Tuesday, March 21, 2006

When I decided to devote my life to acting one Tuesday evening a long time ago at the dinner table when my mother asked me what I wanted to study at college, I think I recognized at the time it was probably not the wisest idea in terms of bettering my chances at having a fulfilling career, or a comfortable existence, or a happy life in general. It did seem to ensure that the future would always be interesting, and that was enough for me.

I think of that at times when I find myself in situations that, especially when taken out of context, are ones that very few people ever get to (or have to) experience. Changing clothes in a room full of other people also changing clothes, for instance. Or being a man with a full makeup job on his face. Trying to decide whether to tell Robert De Niro that he has a piece of spinach in his teeth. That last one never happened to me, but it could.

Some of the most surreal moments of my life have been while shooting scenes for some short film or while performing in some play or another. Just last weekend I had the unique and strangely enjoyable pleasure of getting to throw a handful of chocolate pudding with bits of corn in it at a wall in someone’s apartment. It was for a shot in a five-minute film that a friend of mine asked me to be in, and when they needed someone to hoist the pudding, I was the first one to raise my hand. How often does one get the chance to throw a handful of pudding at someone else’s wall? And to top it all off, I then got to watch other people clean it off. Look, here they are:




And then I got to do it again, because you never do anything just once in film.

Another of my most cherished memories of pure surrealism also came as a result of helping a friend who was shooting a short film, and strangely enough, it also involved chocolate pudding. My friend Keith attended a local film school a few years ago, and he came up with a very high concept idea for his class project. It’s a long story, and I don’t fully remember the reasons and I’m not really sure that I ever did to be honest, but one scene required me to be:

1) Standing on the helipad of the Jurassic Park 2 set at Universal Studios
2) Dressed in a kilt
3) Carrying a bag of golf clubs
4) Mixing a bowl of chocolate pudding that I had cradled in my arms
5) Screaming at the top of my lungs like I was really, really angry.

I was sick with a slight fever that day, which gave the whole thing that extra bit of a dreamlike haze. Not to mention the fact that from my place on the helipad, my view consisted of a giant fake iceberg in a big sunny field, and, beyond that, the house from Psycho. Trams full of people taking the Universal Studios tour kept going by, and I could barely make out the miniature faces of the stunned Midwesterners far below looking up at me as I furiously mixed the pudding, screaming in my kilt. Good times.

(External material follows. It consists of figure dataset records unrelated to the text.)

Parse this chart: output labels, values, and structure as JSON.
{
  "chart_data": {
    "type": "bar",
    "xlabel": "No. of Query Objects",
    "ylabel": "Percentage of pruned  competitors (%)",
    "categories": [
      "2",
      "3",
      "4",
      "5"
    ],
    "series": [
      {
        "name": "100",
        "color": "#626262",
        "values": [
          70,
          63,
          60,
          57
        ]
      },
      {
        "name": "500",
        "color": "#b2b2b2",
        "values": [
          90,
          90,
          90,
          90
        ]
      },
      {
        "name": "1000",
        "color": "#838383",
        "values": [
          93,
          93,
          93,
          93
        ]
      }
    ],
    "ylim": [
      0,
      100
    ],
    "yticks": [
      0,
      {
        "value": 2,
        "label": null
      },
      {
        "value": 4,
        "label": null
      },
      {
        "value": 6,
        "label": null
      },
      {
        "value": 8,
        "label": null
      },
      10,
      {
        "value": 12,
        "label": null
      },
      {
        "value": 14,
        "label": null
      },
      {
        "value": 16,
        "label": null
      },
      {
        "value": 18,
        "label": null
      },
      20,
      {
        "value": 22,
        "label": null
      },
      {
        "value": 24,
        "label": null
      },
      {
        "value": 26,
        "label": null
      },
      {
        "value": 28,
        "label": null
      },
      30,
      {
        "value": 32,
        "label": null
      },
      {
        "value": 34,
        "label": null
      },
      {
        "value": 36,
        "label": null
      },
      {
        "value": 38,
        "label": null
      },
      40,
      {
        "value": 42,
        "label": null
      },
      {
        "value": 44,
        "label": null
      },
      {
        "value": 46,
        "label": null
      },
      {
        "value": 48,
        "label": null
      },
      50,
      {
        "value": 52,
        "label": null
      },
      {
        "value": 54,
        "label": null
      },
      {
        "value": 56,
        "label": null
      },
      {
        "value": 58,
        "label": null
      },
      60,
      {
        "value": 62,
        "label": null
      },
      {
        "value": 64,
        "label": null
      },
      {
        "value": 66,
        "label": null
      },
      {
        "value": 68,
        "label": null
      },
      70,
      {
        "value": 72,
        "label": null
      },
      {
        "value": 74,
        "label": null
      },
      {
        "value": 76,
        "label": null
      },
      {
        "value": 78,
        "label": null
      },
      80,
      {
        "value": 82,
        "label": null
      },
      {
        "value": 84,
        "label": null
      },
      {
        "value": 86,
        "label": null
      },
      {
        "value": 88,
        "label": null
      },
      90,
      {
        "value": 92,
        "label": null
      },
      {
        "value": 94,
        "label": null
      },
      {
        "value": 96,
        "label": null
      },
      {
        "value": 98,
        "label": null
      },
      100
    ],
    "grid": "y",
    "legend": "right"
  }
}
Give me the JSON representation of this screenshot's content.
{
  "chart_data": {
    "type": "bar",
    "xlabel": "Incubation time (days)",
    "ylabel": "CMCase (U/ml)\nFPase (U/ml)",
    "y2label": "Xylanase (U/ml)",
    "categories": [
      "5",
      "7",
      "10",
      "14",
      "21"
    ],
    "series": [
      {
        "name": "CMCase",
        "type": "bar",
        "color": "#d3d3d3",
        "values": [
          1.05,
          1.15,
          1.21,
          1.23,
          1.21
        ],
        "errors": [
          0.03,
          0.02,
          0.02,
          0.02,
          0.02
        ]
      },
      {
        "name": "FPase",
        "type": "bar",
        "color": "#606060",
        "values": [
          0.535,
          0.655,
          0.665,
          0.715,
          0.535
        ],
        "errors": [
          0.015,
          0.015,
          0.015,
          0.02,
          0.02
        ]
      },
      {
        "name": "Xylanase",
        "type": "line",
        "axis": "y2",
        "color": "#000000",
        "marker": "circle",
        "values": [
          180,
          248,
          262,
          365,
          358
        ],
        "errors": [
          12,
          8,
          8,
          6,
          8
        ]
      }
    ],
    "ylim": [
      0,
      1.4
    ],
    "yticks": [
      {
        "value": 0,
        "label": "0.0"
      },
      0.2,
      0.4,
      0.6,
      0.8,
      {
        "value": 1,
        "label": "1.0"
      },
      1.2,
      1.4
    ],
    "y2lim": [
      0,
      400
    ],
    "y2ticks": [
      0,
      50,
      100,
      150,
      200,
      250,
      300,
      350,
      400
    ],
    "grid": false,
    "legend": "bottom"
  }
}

These beautiful and strange moments are unfortunately few and far between, but these and times like them are the reason that I’ve never regretted the decision I made back then, at a time in my life when I was far too young to realize the true consequences of such a decision. In a way, I believe that the only good time to decide what to do with your life is before you become aware of what’s at stake if you screw it all up.

1 comment:

Anonymous said...

I'm not sure if you've made me wish I was an actor, or if it's only that I really want some chocolate pudding right about now.